Damit PD funktioniert, müssen sowohl das Netzteil (Source) als auch der Verbraucher (Sink) dafür ausgelegt sein. Ähnlich wie schon beim Ur-USB startet nach dem
Anstecken des Verbrauchers an das Netzteil
ein sog. »PD-Negotiation-Protokoll«, in dem ausgehandelt wird, welche
Strom/Spannungs-Kombination zur Verfügung gestellt wird.
Damit der Anwender
dieses aufwändige Protokoll nicht selber in einen
Mikrocontroller implementieren muß, hat die Firma STMicroelectronics
dankenswerterweise den Sink-Controller STUSB4500 entwickelt, der diese
Aufgabe übernimmt. Er läßt sich als »Front-End« in jeder Elektronik
verwenden, die Strom aus einem USB-C-Netzteil mit Power Delivery »saugen« will.
Die Standard-Spannungen sind 5V, 9V, 12V, 15V und 20V, der Strom wird
von der Leistungsfähigkeit des Netzteils bestimmt (max. 5A).

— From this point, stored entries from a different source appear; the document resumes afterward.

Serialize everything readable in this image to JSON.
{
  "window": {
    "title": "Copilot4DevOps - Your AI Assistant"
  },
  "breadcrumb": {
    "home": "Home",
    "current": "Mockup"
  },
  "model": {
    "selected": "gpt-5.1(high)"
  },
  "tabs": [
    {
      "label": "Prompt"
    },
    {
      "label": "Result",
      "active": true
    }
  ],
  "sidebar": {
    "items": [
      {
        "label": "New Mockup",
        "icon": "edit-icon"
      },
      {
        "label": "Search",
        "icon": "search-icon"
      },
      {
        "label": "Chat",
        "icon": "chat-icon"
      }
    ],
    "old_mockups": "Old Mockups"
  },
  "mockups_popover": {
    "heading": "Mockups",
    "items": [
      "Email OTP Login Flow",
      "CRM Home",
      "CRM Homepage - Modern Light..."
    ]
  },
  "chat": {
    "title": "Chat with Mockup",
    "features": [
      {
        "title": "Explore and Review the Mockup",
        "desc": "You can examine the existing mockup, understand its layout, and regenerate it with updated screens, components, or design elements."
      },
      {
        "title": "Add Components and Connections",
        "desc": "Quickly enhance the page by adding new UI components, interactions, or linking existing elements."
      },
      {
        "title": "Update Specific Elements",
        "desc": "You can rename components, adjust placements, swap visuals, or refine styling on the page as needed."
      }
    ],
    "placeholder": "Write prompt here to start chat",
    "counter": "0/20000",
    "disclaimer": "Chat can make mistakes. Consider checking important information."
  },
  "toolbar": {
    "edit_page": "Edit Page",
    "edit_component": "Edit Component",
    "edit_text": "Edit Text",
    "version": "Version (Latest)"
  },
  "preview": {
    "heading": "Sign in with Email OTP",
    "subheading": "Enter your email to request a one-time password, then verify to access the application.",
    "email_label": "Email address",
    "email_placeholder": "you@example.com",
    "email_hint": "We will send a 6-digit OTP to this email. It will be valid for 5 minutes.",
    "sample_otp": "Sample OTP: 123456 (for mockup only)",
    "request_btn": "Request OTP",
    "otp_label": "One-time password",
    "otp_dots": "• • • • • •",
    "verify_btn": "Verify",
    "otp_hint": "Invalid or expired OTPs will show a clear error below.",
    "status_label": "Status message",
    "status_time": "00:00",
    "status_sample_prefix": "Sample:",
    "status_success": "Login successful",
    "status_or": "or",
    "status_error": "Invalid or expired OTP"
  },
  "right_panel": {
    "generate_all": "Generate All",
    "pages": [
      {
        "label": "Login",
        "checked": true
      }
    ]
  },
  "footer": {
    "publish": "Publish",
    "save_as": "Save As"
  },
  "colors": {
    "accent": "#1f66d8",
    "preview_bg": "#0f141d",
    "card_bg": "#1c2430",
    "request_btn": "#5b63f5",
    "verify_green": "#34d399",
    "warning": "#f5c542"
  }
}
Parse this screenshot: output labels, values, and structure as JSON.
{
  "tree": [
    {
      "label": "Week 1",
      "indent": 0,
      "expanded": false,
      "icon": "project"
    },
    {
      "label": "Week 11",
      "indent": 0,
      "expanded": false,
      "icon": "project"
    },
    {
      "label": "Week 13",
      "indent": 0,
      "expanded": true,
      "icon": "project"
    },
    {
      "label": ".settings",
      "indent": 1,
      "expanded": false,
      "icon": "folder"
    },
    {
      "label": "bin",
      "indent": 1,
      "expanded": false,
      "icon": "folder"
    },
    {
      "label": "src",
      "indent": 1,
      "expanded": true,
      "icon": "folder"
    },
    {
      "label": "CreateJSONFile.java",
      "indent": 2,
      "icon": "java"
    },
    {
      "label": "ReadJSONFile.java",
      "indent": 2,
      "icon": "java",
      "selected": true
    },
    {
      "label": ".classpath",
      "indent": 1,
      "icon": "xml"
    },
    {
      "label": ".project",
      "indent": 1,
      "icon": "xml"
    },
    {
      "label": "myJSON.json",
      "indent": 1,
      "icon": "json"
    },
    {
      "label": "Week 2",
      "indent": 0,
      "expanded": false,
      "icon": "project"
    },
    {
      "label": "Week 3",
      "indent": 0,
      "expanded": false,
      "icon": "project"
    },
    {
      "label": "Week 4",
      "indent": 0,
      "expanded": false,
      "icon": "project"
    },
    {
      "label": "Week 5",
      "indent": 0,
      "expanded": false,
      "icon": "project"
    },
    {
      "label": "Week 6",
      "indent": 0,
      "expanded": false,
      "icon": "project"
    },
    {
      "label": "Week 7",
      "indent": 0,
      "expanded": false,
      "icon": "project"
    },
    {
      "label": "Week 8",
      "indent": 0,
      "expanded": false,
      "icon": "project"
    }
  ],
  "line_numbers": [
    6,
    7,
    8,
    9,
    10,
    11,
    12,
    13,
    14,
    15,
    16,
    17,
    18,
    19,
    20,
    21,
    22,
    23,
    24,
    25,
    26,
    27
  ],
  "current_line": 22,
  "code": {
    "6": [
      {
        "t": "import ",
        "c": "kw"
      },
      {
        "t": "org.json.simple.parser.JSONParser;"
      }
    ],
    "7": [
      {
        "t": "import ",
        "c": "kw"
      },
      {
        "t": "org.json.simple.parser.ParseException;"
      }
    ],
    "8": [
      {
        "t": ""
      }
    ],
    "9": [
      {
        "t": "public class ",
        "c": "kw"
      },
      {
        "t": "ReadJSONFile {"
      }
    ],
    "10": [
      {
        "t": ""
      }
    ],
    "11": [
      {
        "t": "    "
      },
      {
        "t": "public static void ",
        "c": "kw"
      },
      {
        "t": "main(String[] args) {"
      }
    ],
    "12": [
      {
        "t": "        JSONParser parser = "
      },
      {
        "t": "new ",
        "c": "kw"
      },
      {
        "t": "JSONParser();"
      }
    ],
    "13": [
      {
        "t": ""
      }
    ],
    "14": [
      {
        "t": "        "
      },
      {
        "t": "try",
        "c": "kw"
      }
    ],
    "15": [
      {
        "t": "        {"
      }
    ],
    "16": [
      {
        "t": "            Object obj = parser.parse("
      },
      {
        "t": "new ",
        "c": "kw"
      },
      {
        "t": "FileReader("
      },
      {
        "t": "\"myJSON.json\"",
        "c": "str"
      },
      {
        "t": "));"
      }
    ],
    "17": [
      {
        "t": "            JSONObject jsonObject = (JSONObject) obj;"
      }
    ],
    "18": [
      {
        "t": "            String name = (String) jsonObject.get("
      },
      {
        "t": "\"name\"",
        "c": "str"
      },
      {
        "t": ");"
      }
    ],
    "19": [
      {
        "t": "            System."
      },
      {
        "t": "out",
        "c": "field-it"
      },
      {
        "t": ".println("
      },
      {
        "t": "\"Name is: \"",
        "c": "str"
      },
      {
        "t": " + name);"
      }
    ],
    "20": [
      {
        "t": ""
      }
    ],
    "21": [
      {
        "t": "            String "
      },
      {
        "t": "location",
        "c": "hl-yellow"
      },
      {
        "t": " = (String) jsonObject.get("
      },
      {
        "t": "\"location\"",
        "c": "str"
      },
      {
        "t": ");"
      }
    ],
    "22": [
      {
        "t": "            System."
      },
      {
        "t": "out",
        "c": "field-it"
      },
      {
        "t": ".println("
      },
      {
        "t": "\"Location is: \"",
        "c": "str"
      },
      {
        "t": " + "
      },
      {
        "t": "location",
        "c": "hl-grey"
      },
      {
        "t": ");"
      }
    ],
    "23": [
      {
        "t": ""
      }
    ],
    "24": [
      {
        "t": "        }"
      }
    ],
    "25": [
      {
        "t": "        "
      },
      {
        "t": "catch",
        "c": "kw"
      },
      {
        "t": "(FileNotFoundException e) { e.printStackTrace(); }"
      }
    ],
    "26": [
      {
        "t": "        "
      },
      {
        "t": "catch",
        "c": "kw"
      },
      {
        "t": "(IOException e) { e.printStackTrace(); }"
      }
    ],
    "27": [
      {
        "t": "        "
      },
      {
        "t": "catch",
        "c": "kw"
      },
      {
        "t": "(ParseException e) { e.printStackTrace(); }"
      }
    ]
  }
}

Zur Programmierung des STUSB4500 ist
ein kleiner Nucleo-Einplatinencomputer von STM erforderlich,
der per USB an den PC angeschlossen und über eine vieradrige Leitung mit
der Zielelektronik verbunden wird (Bild rechts).
Mit einem von STM bereitgestellten
PC-Programm kann dann der Chip programmiert werden. Der
STUSB4500 stellt drei Profile PDO1-PDO3 zur Verfügung, wobei PDO3
die höchste Priorität besitzt. PDO1 steht für Standard-USB und kann nicht
verändert werden. Hat man z.B. einen Verbraucher, der mit 15V/2A oder 12V/2,5A
funktioniert, können diese beiden Kombinationen als PDO3 und PDO2
eingegeben werden. Das USB-Netzteil versucht dann, zuerst die Kombination
von Level 3 zu bedienen. Kann es das nicht, wird Level 2 versucht
und wenn es das auch nicht kann, fällt es zurück auf Standard-USB mit
5V. Wird nur eine Spannung benötigt, weil der Verbraucher nur mit dieser funktioniert, ist das auch möglich. Standard-USB kann aber nicht »abgewählt« werden, das bleibt immer bestehen.
Damit alles funktioniert, muß man sich ein Netzteil aussuchen, das
den gewünschten Anforderungen entspricht. Welche
Strom/Spannungs-Kombinationen ein Netzteil liefern kann, ist meist auf dem
Gerät vermerkt.
Nach der Theorie die Praxis
Für die »tägliche Arbeit« werden die unterschiedlichsten Akkus gebraucht, z.B. die üblichen NiMH-Akkus der Größen AA und AAA, die Kamera-Akkus und die 12V-Akkupacks für den PQS-Verschluß. Für jeden Akku wird nicht nur das eigentliche Ladegerät gebraucht, sondern auch die dazugehörende Stromversorgung. Die 12V-Akkupacks brauchen z.B. ein
20V/30W-Netzteil, das 8fach-Ladegerät für die NiMH-Mignons benötigt ein 12V/2A-Steckernetzteil und das Ladegerät für die zwei Sony-Akkus wird von einem Standard-USB-Netzteil für 5V/2A angetrieben. Diese Netzteile sind groß und sperrig, was läge also näher, als sie durch ein USB-C-Netzgerät mit Power Delivery zu ersetzen?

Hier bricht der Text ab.